As of publication, iOS 14.5+ now comprises the majority of iOS traffic. This means that Apple’s AppTrackingTransparency policy is broadly in effect, and IDFAs are increasingly unavailable. However, while fingerprinting appears to clearly violate the ATT policy, many vendors are still supporting it as a relatively seamless fallback.

If Apple begins to enforce ATT’s restrictions on fingerprinting, it will close off this loophole while also triggering an endless game of cat and mouse between Apple and adtech vendors. Instead, iCloud+ Private Relay could indicate that Apple’s long-term plan is to focus more on technical solutions rather than policy enforcement.

That said, most observers still expect some form of policy enforcement will come — Apple has put an enormous amount of public messaging firepower behind AppTrackingTransparency, and it would compromise their efforts to not follow through against blatant violations of the rules.

What do all the iOS15 changes mean for apps that work with Branch?

Compared to last year’s IDFA changes, iOS 15 will most likely cause far less industry disruption. In fact, for marketers and developers who have been taking Apple’s messages seriously for the last couple years, there’s not really much that changes.
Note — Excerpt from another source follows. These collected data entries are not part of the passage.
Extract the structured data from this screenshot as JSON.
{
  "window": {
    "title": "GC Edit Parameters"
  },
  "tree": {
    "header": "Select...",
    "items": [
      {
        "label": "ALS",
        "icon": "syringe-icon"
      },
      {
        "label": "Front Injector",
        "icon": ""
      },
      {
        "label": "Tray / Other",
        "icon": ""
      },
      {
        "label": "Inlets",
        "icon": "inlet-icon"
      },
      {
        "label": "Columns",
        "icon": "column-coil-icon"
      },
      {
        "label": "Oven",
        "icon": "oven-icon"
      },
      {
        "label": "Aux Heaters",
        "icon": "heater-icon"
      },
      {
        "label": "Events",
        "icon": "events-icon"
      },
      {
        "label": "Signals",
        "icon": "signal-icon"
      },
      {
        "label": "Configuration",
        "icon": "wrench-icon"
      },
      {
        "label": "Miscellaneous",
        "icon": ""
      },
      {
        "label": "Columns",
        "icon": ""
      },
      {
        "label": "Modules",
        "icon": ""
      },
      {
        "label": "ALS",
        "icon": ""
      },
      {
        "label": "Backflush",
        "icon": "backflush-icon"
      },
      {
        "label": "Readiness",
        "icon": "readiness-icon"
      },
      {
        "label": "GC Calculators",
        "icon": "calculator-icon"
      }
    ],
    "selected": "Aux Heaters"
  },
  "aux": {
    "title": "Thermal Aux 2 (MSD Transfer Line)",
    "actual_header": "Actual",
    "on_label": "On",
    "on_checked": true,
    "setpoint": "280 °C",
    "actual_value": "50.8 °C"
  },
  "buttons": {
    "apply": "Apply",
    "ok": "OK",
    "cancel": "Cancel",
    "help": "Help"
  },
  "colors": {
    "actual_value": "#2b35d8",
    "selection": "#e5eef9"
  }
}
On the other hand, for anyone who is still trying to exploit workarounds to Apple’s privacy initiatives, the announcements from WWDC 2021 further decrease the wiggle room available.

At Branch, we’re fully aligned with Apple on the importance of protecting user privacy. We believe this opens the door to an exciting “ecosystem reset,” giving back the advantage to companies that perhaps always wanted to be a lot more respectful of user privacy, but felt caught in a competitive arms race against others who were willing to engage in excessive tracking more openly.

We know our customers rely on Branch to deliver products that live right on the messy front lines of mobile — in fact, that’s why most of our customers work with us. Our technical teams are actively testing all of the new announcements, and we’ll have more updates soon on steps that customers may need to take prior to the launch of iOS 15 this fall. In the meantime, you can rest assured that nothing introduced at WWDC 2021 will get in the way of us continuing to offer the very best mobile linking and measurement solutions.